There is an integer array nums sorted in non-decreasing order (not necessarily with distinct values).

Before being passed to your function, nums is rotated at an unknown pivot index k (0 <= k < nums.length) such that the resulting array is [nums[k], nums[k+1], …, nums[n-1], nums[0], nums[1], …, nums[k-1]] (0-indexed).

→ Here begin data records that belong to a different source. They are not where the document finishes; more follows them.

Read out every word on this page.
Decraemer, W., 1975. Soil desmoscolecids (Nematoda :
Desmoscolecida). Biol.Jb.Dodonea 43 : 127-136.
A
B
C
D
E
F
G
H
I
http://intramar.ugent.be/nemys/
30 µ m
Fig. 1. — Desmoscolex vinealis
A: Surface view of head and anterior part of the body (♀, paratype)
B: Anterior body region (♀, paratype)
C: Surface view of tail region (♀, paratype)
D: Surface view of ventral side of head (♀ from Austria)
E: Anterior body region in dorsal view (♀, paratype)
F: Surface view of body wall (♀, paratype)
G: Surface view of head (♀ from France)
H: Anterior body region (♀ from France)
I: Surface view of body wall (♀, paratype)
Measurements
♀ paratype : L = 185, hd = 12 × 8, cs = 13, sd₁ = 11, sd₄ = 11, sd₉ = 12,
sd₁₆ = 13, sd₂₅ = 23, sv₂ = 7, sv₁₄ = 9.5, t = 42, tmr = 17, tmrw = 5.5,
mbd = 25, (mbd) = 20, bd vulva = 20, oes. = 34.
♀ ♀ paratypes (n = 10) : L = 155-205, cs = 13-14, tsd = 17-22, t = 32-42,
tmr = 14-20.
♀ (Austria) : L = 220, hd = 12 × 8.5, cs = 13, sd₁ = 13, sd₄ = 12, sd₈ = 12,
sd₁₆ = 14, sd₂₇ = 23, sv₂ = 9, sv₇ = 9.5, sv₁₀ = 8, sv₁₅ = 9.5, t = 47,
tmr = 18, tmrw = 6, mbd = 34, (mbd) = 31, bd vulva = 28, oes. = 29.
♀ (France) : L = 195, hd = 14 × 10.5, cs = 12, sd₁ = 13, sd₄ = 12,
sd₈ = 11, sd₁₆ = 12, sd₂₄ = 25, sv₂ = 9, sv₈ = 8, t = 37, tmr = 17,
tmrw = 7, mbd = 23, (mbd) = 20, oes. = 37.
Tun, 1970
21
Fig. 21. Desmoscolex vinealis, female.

For example, [0,1,2,4,4,4,5,6,6,7] might be rotated at pivot index 5 and become [4,5,6,6,7,0,1,2,4,4].

Given the array nums after the rotation and an integer target, return true if target is in nums, or false if it is not in nums.

You must decrease the overall operation steps as much as possible.

Example 1:

Input: nums = [2,5,6,0,0,1,2], target = 0
Output: true

Example 2:

Input: nums = [2,5,6,0,0,1,2], target = 3
Output: false

Code

class Solution {
    public boolean search(int[] nums, int target) {
        int left = 0;
        int right = nums.length - 1;

        while(left + 1 < right) {
            int mid = left + (right - left) / 2;
            if(nums[mid] == target) return true;

            if(nums[left] <= nums[mid]) {
                if(nums[left] == nums[mid]) {
                    // 注意不能使用left = mid, 比如 [1,0,1,1,1]这种情况
                    left += 1;
                } else {
                    if(nums[left] <= target && target <= nums[mid]) {
                        right = mid;
                    } else {
                        left = mid;
                    }
                }
            } else {
                if(nums[right] == nums[mid]) {
                    right -= 1;
                } else {
                    if(nums[mid] <= target && target <= nums[right]) {
                        left = mid;
                    } else {
                        right = mid;
                    }
                }
            }
        }

        if(nums[left] == target) return true;
        if(nums[right] == target) return true;
        return false;
    }
}